Denmark’s offshore wind ambitions hit a snag in 2024 when a 2.8 GW tender collapsed under a pay‑to‑build model that left developers bearing the full market and financing risk. Rising turbine costs, tighter credit conditions and frequent negative day‑ahead prices made the auction unattractive, exposing a gap between policy goals and investor appetite. In response, the Danish Energy Agency rewrote the rules, injecting state support, easing delay penalties and scaling back the volume of projects. This pivot reflects a broader European trend of re‑examining subsidy structures to keep large‑scale renewables bankable.
The centerpiece of the new framework is a capability‑based two‑way CfD, a hybrid that calculates payments on the wind farm’s Available Active Power rather than actual electricity delivered. By using meteorological forecasts to estimate potential output each month, the scheme shields developers from revenue loss when curtailment or negative prices occur, while still requiring them to pay the state if market prices exceed the strike price. The design therefore smooths cash‑flow volatility and can lower the cost of debt, but it also introduces implementation risk, as the methodology has yet to be proven at scale outside a few pilot projects.
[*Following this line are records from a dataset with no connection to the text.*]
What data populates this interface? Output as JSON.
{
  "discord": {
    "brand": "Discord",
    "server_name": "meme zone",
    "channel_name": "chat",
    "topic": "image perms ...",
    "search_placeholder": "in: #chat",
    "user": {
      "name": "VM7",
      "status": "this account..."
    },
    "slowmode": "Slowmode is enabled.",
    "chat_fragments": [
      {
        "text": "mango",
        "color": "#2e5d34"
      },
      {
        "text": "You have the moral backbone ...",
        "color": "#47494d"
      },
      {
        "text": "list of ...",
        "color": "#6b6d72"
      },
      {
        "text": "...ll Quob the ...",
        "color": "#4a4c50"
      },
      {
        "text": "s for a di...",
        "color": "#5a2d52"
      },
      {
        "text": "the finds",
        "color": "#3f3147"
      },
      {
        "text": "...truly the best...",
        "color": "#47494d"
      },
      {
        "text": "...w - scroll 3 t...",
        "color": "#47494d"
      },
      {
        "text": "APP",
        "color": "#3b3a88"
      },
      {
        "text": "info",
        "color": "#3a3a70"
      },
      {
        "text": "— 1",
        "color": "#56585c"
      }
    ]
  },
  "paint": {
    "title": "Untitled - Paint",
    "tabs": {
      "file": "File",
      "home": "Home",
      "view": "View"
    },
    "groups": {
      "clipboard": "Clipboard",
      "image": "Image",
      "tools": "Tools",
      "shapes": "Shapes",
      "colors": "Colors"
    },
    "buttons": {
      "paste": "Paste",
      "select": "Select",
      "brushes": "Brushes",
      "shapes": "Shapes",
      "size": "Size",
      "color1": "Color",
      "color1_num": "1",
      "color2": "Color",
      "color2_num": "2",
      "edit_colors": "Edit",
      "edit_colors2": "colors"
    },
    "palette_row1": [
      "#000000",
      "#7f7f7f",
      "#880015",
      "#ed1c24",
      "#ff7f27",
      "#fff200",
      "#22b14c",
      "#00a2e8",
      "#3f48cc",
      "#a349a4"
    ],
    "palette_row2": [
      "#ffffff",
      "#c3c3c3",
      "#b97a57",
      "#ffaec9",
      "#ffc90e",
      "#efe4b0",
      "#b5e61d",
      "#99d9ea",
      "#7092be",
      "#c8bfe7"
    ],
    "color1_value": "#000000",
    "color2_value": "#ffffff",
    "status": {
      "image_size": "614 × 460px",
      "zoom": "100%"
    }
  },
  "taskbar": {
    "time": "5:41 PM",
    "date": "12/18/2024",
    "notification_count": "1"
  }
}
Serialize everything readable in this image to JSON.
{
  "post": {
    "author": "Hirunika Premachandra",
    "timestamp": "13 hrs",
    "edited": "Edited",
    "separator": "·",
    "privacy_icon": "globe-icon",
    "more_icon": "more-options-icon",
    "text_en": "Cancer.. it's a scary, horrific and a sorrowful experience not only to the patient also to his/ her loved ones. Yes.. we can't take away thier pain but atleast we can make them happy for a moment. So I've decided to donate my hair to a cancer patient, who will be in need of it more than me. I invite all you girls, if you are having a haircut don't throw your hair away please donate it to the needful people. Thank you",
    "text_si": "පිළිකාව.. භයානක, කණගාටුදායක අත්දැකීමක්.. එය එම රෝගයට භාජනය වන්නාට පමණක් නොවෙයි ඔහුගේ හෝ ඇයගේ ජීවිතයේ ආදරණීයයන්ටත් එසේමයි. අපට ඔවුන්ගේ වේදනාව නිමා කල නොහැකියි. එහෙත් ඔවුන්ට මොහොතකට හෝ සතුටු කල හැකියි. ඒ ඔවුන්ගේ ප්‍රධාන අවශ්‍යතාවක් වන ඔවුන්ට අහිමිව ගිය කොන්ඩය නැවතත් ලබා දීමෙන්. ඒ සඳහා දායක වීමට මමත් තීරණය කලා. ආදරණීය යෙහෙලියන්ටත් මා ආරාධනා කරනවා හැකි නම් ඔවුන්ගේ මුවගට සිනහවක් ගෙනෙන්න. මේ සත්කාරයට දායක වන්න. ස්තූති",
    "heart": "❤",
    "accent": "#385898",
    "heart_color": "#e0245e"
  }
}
If the Danish experiment proves successful, it could reshape offshore wind financing across the EU, offering a template for markets where system operators control grid capacity and curtailment is common. However, the approach gives offshore assets a relative edge over onshore wind and solar, prompting complaints to the European Commission and raising fairness questions. Stakeholders will watch closely as the European Commission evaluates the scheme and as Belgium prepares a similar model for the Princess Elisabeth project. The outcome will influence whether capability‑based CfDs become a mainstream tool for de‑risking renewable investments.